Hoss turned back to the flag, tracing the wooden case with his fingers. "It was late, kind of like now. Not many people here." He paused. "She got kind of frisky with me like she does, and then just stopped. Little prick tease is what she was."

Jeffrey waited for him to continue.

"So," Hoss continued, "we had a conversation about that."

"Did you rape her?"

"She was willing," Hoss said. "She was always willing."

Jeffrey felt sick, but still, he asked, "So, then what?"

"She said she wanted me to marry her. She didn't want her mama raising Eric."

Jeffrey looked at the flag case. He had seen the brass plaque screwed to the top a thousand times, but never made the connection. JOHN ERIC HOLLISTER. Julia had been pushing him, but she had no idea that she had pushed too hard.

"You got into a fight?" Jeffrey prompted.

"Yeah," Hoss nodded. "I offered her some money. She threw it back in my face. Said she would have it all when we were married, anyway." He gave a harsh laugh. "Can you believe how stupid she was, thinking I'd do that? Thinking she was good for anything other than a fuck and suck?"

Jeffrey felt his jaw start to ache from clenching his teeth together. Every time Hoss opened his mouth, he had to fight the urge not to throttle him.

"She kept goading me. Kept threatening me. Nobody threatens me."

"So you killed her?"

"It wasn't like that," Hoss said. "I was trying to reason with her. Trying to get her to see logic." Hoss turned around, an awkward smile on his face, as if he expected Jeffrey's approval. "I tried to get her out of the office. Kind of roughed her toward the door. Next thing I know, she jumped on my back. How do you like that? Jumped right on my back, kicking and screaming and clawing. I knew somebody would hear. I knew somebody would come and want to know what the hell was going on."

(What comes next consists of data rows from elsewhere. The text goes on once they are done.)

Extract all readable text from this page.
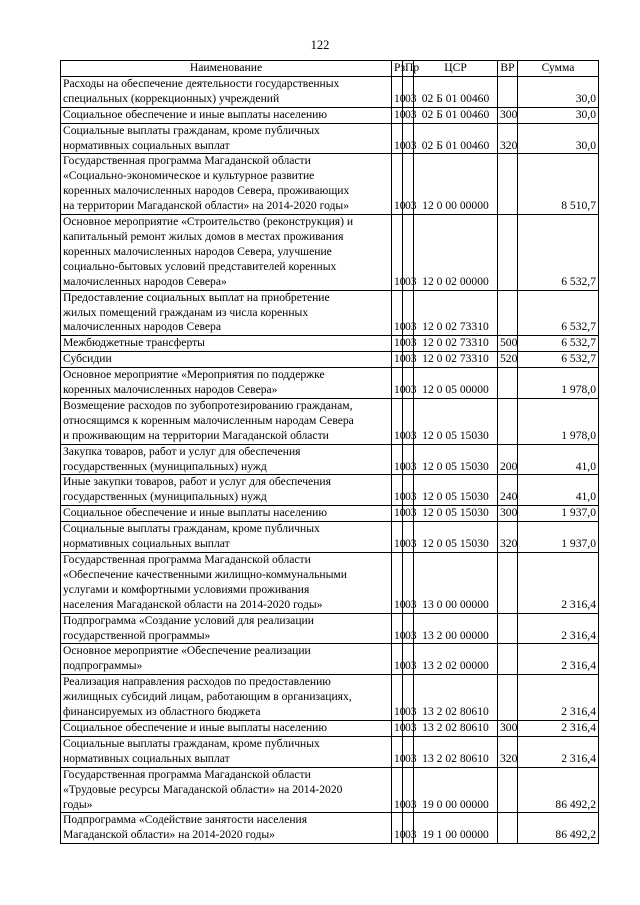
122
Наименование	Рз	Пр	ЦСР	ВР	Сумма
Расходы на обеспечение деятельности государственных
специальных (коррекционных) учреждений	10	03	02 Б 01 00460		30,0
Социальное обеспечение и иные выплаты населению	10	03	02 Б 01 00460	300	30,0
Социальные выплаты гражданам, кроме публичных
нормативных социальных выплат	10	03	02 Б 01 00460	320	30,0
Государственная программа Магаданской области
«Социально-экономическое и культурное развитие
коренных малочисленных народов Севера, проживающих
на территории Магаданской области» на 2014-2020 годы»	10	03	12 0 00 00000		8 510,7
Основное мероприятие «Строительство (реконструкция) и
капитальный ремонт жилых домов в местах проживания
коренных малочисленных народов Севера, улучшение
социально-бытовых условий представителей коренных
малочисленных народов Севера»	10	03	12 0 02 00000		6 532,7
Предоставление социальных выплат на приобретение
жилых помещений гражданам из числа коренных
малочисленных народов Севера	10	03	12 0 02 73310		6 532,7
Межбюджетные трансферты	10	03	12 0 02 73310	500	6 532,7
Субсидии	10	03	12 0 02 73310	520	6 532,7
Основное мероприятие «Мероприятия по поддержке
коренных малочисленных народов Севера»	10	03	12 0 05 00000		1 978,0
Возмещение расходов по зубопротезированию гражданам,
относящимся к коренным малочисленным народам Севера
и проживающим на территории Магаданской области	10	03	12 0 05 15030		1 978,0
Закупка товаров, работ и услуг для обеспечения
государственных (муниципальных) нужд	10	03	12 0 05 15030	200	41,0
Иные закупки товаров, работ и услуг для обеспечения
государственных (муниципальных) нужд	10	03	12 0 05 15030	240	41,0
Социальное обеспечение и иные выплаты населению	10	03	12 0 05 15030	300	1 937,0
Социальные выплаты гражданам, кроме публичных
нормативных социальных выплат	10	03	12 0 05 15030	320	1 937,0
Государственная программа Магаданской области
«Обеспечение качественными жилищно-коммунальными
услугами и комфортными условиями проживания
населения Магаданской области на 2014-2020 годы»	10	03	13 0 00 00000		2 316,4
Подпрограмма «Создание условий для реализации
государственной программы»	10	03	13 2 00 00000		2 316,4
Основное мероприятие «Обеспечение реализации
подпрограммы»	10	03	13 2 02 00000		2 316,4
Реализация направления расходов по предоставлению
жилищных субсидий лицам, работающим в организациях,
финансируемых из областного бюджета	10	03	13 2 02 80610		2 316,4
Социальное обеспечение и иные выплаты населению	10	03	13 2 02 80610	300	2 316,4
Социальные выплаты гражданам, кроме публичных
нормативных социальных выплат	10	03	13 2 02 80610	320	2 316,4
Государственная программа Магаданской области
«Трудовые ресурсы Магаданской области» на 2014-2020
годы»	10	03	19 0 00 00000		86 492,2
Подпрограмма «Содействие занятости населения
Магаданской области» на 2014-2020 годы»	10	03	19 1 00 00000		86 492,2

Jeffrey nodded, like he understood.

"Next thing I know, my hands are around her neck," Hoss said, holding his hands out in front of him. Robert had done the same thing when he confessed to killing Julia, but Hoss reenacted the scene with the passion of a man who had been there. He was facing his demons head-on, trying to strangle the life out of the memory. A steady trickle of blood came from his nose, but he did not seem to care.

Hoss said, "I was just trying to get her to shut up. I didn't want to hurt her, just make her stop screaming. And she finally did." He stared at a point over Jeffrey's shoulder. "I tried to help her. Gave her mouth-to-mouth. Pushed on her chest. She was gone. Her head just kind of…lolled…I guess I broke her neck or something."